Tuesday, August 8, 2017

A key government report on climate change has leaked. Here's what you need to know


Popular Science                 MARY BETH GRIGGS          August 8th 2017

The New York Timespublished a draft of a long-awaited government report on climate change on Monday night, and the picture it paints is dire.

Though the copy obtained by The New York Times isn't the final version, with some figures and citations still waiting to be inserted into the text, the authors' words are precise, unequivocal, and unflinching.

"Many lines of evidence demonstrate that human activities, especially emissions of greenhouse gases, are primarily responsible for the observed climate changes over the last 15 decades. There are no alternative explanations. There are no apparent natural cycles in the observational record that can explain the recent changes in climate (e.g., PAGES 2K 2013; Marcott et al. 2013). In addition, natural cycles within the Earth's climate system can only redistribute heat; they cannot be responsible for the observed increase in the overall heat content of the climate system (Church et al. 2011). Internal variability, alternative explanations, or even unknown forcing factors cannot explain the majority of the observed changes in climate (Anderson et al. 2012)."
The clear language used in the Executive Summary of the report is backed up by mountains of scientific data, and a veritable deluge of studies reports and figures that preceded this iteration. Each data point has been used to strengthen our understanding of how the climate is actively changing and warming. But the decades of investigation hasn't been easy, and the researchers who have worked on the report have faced considerable cultural opposition to their findings.

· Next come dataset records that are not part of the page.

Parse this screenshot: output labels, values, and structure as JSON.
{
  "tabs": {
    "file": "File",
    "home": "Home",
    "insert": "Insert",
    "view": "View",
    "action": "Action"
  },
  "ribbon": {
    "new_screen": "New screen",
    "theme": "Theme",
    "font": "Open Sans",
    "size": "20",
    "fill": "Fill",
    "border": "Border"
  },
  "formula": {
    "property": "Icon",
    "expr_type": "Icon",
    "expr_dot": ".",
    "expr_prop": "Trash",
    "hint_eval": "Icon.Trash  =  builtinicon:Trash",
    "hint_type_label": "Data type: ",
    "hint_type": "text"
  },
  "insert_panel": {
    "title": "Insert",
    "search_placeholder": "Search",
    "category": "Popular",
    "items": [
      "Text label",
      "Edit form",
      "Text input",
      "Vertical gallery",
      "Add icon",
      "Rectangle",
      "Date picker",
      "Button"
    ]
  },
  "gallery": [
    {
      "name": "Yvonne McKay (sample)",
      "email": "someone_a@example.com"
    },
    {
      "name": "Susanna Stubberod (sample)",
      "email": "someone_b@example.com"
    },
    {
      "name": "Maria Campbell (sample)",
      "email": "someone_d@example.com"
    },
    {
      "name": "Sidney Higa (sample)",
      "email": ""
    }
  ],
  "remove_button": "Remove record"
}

In the article accompanying the 545 page document, the New York Times mentioned that it spoke to one of the many government scientists who helped create the report. The source feared that the report would be suppressed, and requested anonymity to speak to the paper.

There is some precedent for the executive branch attempting to block reports like this, as Columbia Law professor Michael Gerrard noted on Twitter Monday night:

Congress requires the report to be submitted every four years as a part of the National Climate Assessment. The last report, published in 2014 was produced with the help of 300 climate experts overseen by a 60 member governing committee.
This draft is the fourth such report and was scheduled to be released next year. The first drafts of each of the 28 chapters in the document were gathered together in June.

Among the many findings of the report, it states that "The global, long-term, and unambiguous warming trend has continued in recent years." with 15 of the last 16 years being among the warmest on record, and the global average temperature across both land and sea rising by 1.6 degrees Fahrenheit. Much of that warming (1.2 degrees Fahrenheit) happened between 1951 and 2010, and the report says that warming was "extremely likely" to have been caused by humans.

Those temperatures are expected to rise if we continue to emit greenhouse gasses into the atmosphere, with more emissions equating to higher temperatures. Heat waves, and drenching rains are very likely to become more common around the world. Storms, droughts, and floods are also expected to increase in some regions, but in some ways, that's down to where you live. In the Arctic, the pace is faster than the rest of the world, and changes in landscape, resources, and water supplies are coming quickly.

While some aspects of climate change are extremely regional—some areas will dry out as others drown—all the regions of the world are connected in some way. Climate shifts in the Tropics or the Arctic have impacts on the United States. And not all the changes are happening on land. The vast majority of our planet is covered with water and the oceans are absorbing up to 90 percent of the excess heat that we generate. Those warming seas are rising. At the same time, those waters are absorbing carbon dioxide, becoming much more acidic.

There are some things that the report can't fully anticipate, which it readily acknowledges. These are the surprises that are littered along our future path. There are tipping points, like the collapse of ocean currents or ice sheets, which we can't put back together when they all fall apart. Then there are compound events–heat waves layered on wildfires layered on droughts, or flooding coupled with heavy rainfall all sprinkled atop sea level rise. These multi-faceted events could happen independently, or they could happen coupled with a tipping point, or two, or three, and researchers still don't have a clear picture of what the result of those deadly combinations might be.

Weather, as the report notes, examines short term change in our atmosphere, while climate is the statistics of weather. We see the weather getting weirder all the time, and according to this report, our future climate forecast is muddled, and tempestuous, and unprecedentedly hot. There is still a chance to reduce emissions, take up alternative fuel sources, or start studying geoengineering options in case we find that—in a very extreme situation—we must change the world again (on purpose this time). A less frantic climate future is not something that any one person or any one government can achieve, but it is something that anyone can work towards.